Mardi 4 Août 2015.

Je suis un marcheur immobile qui pérégrine dans le sillon de l’histoire.

Je vous écrit aujourd’hui de Diyarbakir. Les Arméniens disent Dikranaguerd, comme on se transmet le lointain héritage d’une antique cité où régna le Grand Tigrane. Les Kurdes eux disent Amed et font de cette ville de près d’un million d’habitants leur « capitale ».

Diyarbakir est donc un centre névralgique où sont convoqués l’histoire ancienne et l’histoire récente, l’univers symbolique et les enjeux politiques.

Dans l’histoire arménienne, Diyarbakir -Dikranaguerd- porte le souvenir terrifiant de la folie exterminatrice de 1915. Aux épouvantables tueries locales se sont ajoutés les convois de déportés qui parvenaient aux portes de la cité, venant de Siirt à l’Est, de Mouch au Nord-Est, de Kharpout au Nord-Ouest, avant de poursuivre leur marche de la mort vers Mardin, Ras al Aïn, Deir-es-Zor et Mossoul.

Diyarbakir ne porte pas seulement le poids du récit arménien, puisque dans un même mouvement infernal ont été emportés les Syriaques et les Chaldéens de Diyarbakir et de la région.

C’est donc dans cette cité de sinistres mémoires que je me suis confronté à la charge émotive d’une tentative de renaissance.
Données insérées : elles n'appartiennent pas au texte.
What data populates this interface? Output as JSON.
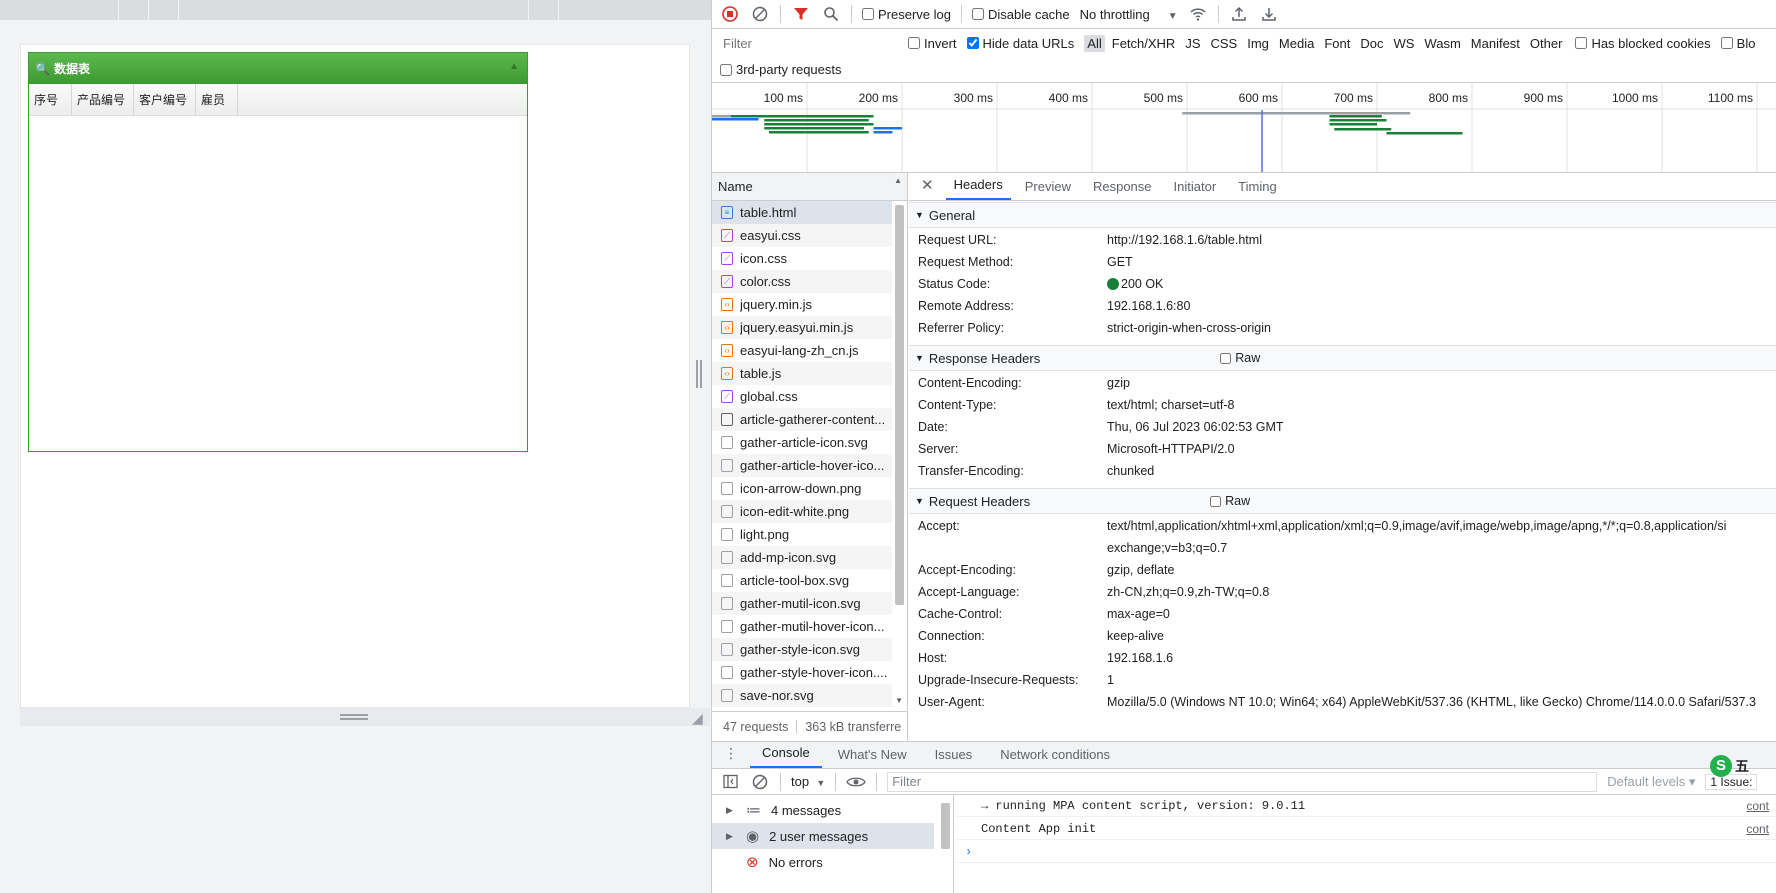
{
  "page": {
    "grid_title": "数据表",
    "columns": [
      "序号",
      "产品编号",
      "客户编号",
      "雇员"
    ]
  },
  "toolbar": {
    "preserve_log": "Preserve log",
    "disable_cache": "Disable cache",
    "throttling": "No throttling"
  },
  "filterbar": {
    "placeholder": "Filter",
    "invert": "Invert",
    "hide_data_urls": "Hide data URLs",
    "types": [
      "All",
      "Fetch/XHR",
      "JS",
      "CSS",
      "Img",
      "Media",
      "Font",
      "Doc",
      "WS",
      "Wasm",
      "Manifest",
      "Other"
    ],
    "has_blocked_cookies": "Has blocked cookies",
    "blocked_truncated": "Blo",
    "third_party": "3rd-party requests"
  },
  "timeline": {
    "ticks": [
      "100 ms",
      "200 ms",
      "300 ms",
      "400 ms",
      "500 ms",
      "600 ms",
      "700 ms",
      "800 ms",
      "900 ms",
      "1000 ms",
      "1100 ms"
    ]
  },
  "requests": {
    "header": "Name",
    "items": [
      {
        "name": "table.html",
        "type": "doc"
      },
      {
        "name": "easyui.css",
        "type": "css"
      },
      {
        "name": "icon.css",
        "type": "css"
      },
      {
        "name": "color.css",
        "type": "css"
      },
      {
        "name": "jquery.min.js",
        "type": "js"
      },
      {
        "name": "jquery.easyui.min.js",
        "type": "js"
      },
      {
        "name": "easyui-lang-zh_cn.js",
        "type": "js"
      },
      {
        "name": "table.js",
        "type": "js"
      },
      {
        "name": "global.css",
        "type": "css"
      },
      {
        "name": "article-gatherer-content...",
        "type": "blank"
      },
      {
        "name": "gather-article-icon.svg",
        "type": "img"
      },
      {
        "name": "gather-article-hover-ico...",
        "type": "img"
      },
      {
        "name": "icon-arrow-down.png",
        "type": "img"
      },
      {
        "name": "icon-edit-white.png",
        "type": "img"
      },
      {
        "name": "light.png",
        "type": "img"
      },
      {
        "name": "add-mp-icon.svg",
        "type": "img"
      },
      {
        "name": "article-tool-box.svg",
        "type": "img"
      },
      {
        "name": "gather-mutil-icon.svg",
        "type": "img"
      },
      {
        "name": "gather-mutil-hover-icon...",
        "type": "img"
      },
      {
        "name": "gather-style-icon.svg",
        "type": "img"
      },
      {
        "name": "gather-style-hover-icon....",
        "type": "img"
      },
      {
        "name": "save-nor.svg",
        "type": "img"
      }
    ],
    "summary_count": "47 requests",
    "summary_transfer": "363 kB transferre"
  },
  "details": {
    "tabs": [
      "Headers",
      "Preview",
      "Response",
      "Initiator",
      "Timing"
    ],
    "general_title": "General",
    "general": [
      {
        "k": "Request URL:",
        "v": "http://192.168.1.6/table.html"
      },
      {
        "k": "Request Method:",
        "v": "GET"
      },
      {
        "k": "Status Code:",
        "v": "200 OK"
      },
      {
        "k": "Remote Address:",
        "v": "192.168.1.6:80"
      },
      {
        "k": "Referrer Policy:",
        "v": "strict-origin-when-cross-origin"
      }
    ],
    "response_title": "Response Headers",
    "raw_label": "Raw",
    "response": [
      {
        "k": "Content-Encoding:",
        "v": "gzip"
      },
      {
        "k": "Content-Type:",
        "v": "text/html; charset=utf-8"
      },
      {
        "k": "Date:",
        "v": "Thu, 06 Jul 2023 06:02:53 GMT"
      },
      {
        "k": "Server:",
        "v": "Microsoft-HTTPAPI/2.0"
      },
      {
        "k": "Transfer-Encoding:",
        "v": "chunked"
      }
    ],
    "request_title": "Request Headers",
    "request": [
      {
        "k": "Accept:",
        "v": "text/html,application/xhtml+xml,application/xml;q=0.9,image/avif,image/webp,image/apng,*/*;q=0.8,application/si"
      },
      {
        "k": "",
        "v": "exchange;v=b3;q=0.7"
      },
      {
        "k": "Accept-Encoding:",
        "v": "gzip, deflate"
      },
      {
        "k": "Accept-Language:",
        "v": "zh-CN,zh;q=0.9,zh-TW;q=0.8"
      },
      {
        "k": "Cache-Control:",
        "v": "max-age=0"
      },
      {
        "k": "Connection:",
        "v": "keep-alive"
      },
      {
        "k": "Host:",
        "v": "192.168.1.6"
      },
      {
        "k": "Upgrade-Insecure-Requests:",
        "v": "1"
      },
      {
        "k": "User-Agent:",
        "v": "Mozilla/5.0 (Windows NT 10.0; Win64; x64) AppleWebKit/537.36 (KHTML, like Gecko) Chrome/114.0.0.0 Safari/537.3"
      }
    ]
  },
  "drawer": {
    "tabs": [
      "Console",
      "What's New",
      "Issues",
      "Network conditions"
    ],
    "context": "top",
    "filter_placeholder": "Filter",
    "levels": "Default levels ▾",
    "issues": "1 Issue:",
    "ime_label": "五",
    "sidebar": [
      "4 messages",
      "2 user messages",
      "No errors"
    ],
    "log": [
      {
        "text": "→ running MPA content script, version: 9.0.11",
        "src": "cont"
      },
      {
        "text": "Content App init",
        "src": "cont"
      }
    ]
  },
  "colors": {
    "grid_header": "#4caf50",
    "selected_tab": "#1a73e8",
    "record": "#d93025"
  }
}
Une expérience inachevée.

Réduite à l’état de ruine après 1915, l’église arménienne Sourp Guiragos de Diyarbakir -Dikranaguerd- a été restaurée avec le soutien actif des autorités kurdes locales et rouverte au culte depuis quatre ans. Aujourd’hui l’église Sourp Guiragos incarne le fol espoir d’un avenir incertain.
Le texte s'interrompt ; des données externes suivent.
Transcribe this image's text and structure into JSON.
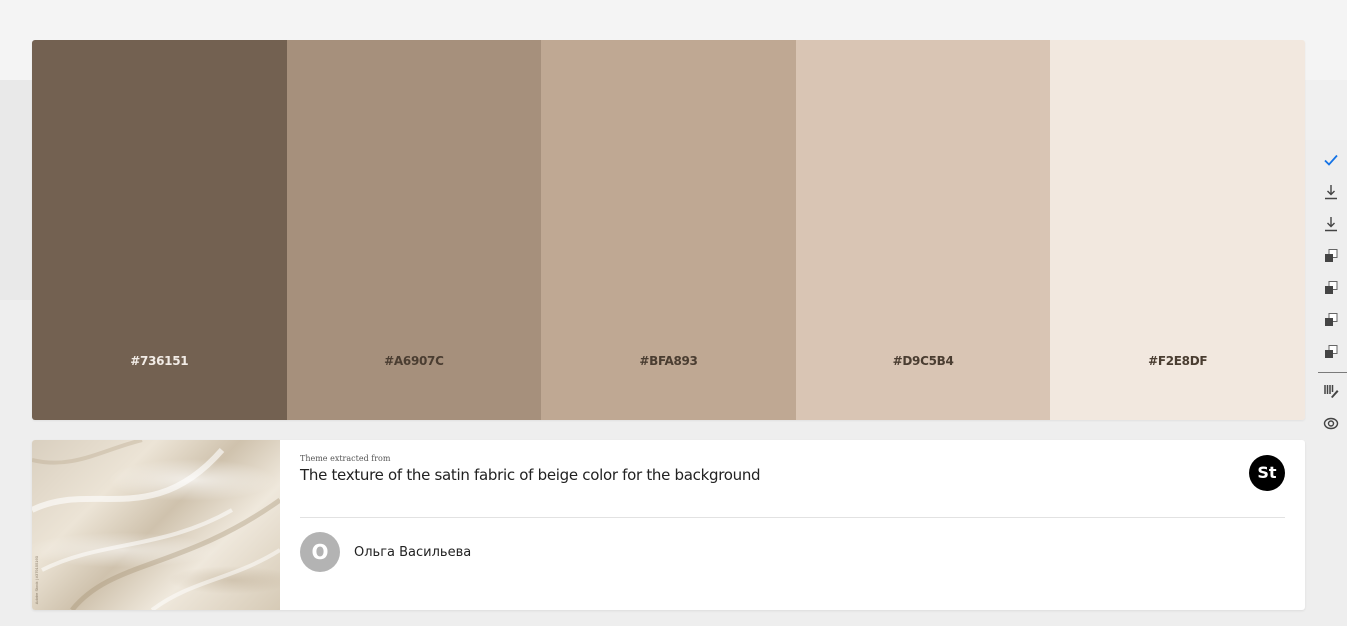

J’aurais normalement dû parvenir à pied à Sourp Guiragos le 15 Août -c’était le sens et l’essence de cette marche pour la vie et la justice – mais l’insécurité grandissante dans la région entre toutes sortes de groupes armés et d’intriguants m’a stoppé net dans ma progression il y a deux jours seulement.

Une messe de célébration de l’Assomption le 16 Août en cette année si importante du Centenaire, y est encore prévue, mais rien ne permet de dire à ce jour si elle aura effectivement lieu.

Des centaines d’Arméniens, venant d’Istanbul, d’Europe et du bout du monde auraient dû s’y retrouver, tels de pèlerins venant fêter un renouveau, mais la grande fête de la vie a déjà le goût d’un fruit amer. Les pèlerins qui devaient en effet venir de France ne viendront pas. Le grand voyage a été annulé.

Ces bouleversements n’ont eu raison ni de ma quête ni de mon espérance. Ils viennent juste me rappeler l’instabilité persistante sur laquelle nous fondons nos espoirs. Ils soulignent aussi l’obligation pour celles et ceux qui veulent croire en un avenir possible de plier sans rompre lorsque le vent souffle en tempête.

Dans la vieille ville de Diyarbakir, dans un entrelacs de ruelles indéchiffrables, on accède finalement au domaine de l’église en passant sous un petit porche discret à double portail.

J’ai été instantanément saisi par un sentiment de bien-être dans cet espace de vie soigneusement entretenu et même rafraichissant malgré les 45° du moment.

Je me suis senti chez moi, comme si je n’étais plus étranger dans cet étrange monde. C’était incroyable. Et pourtant, je sais bien qu’il ne s’agit pour l’instant que d’un îlot de vie dans un océan de détresse.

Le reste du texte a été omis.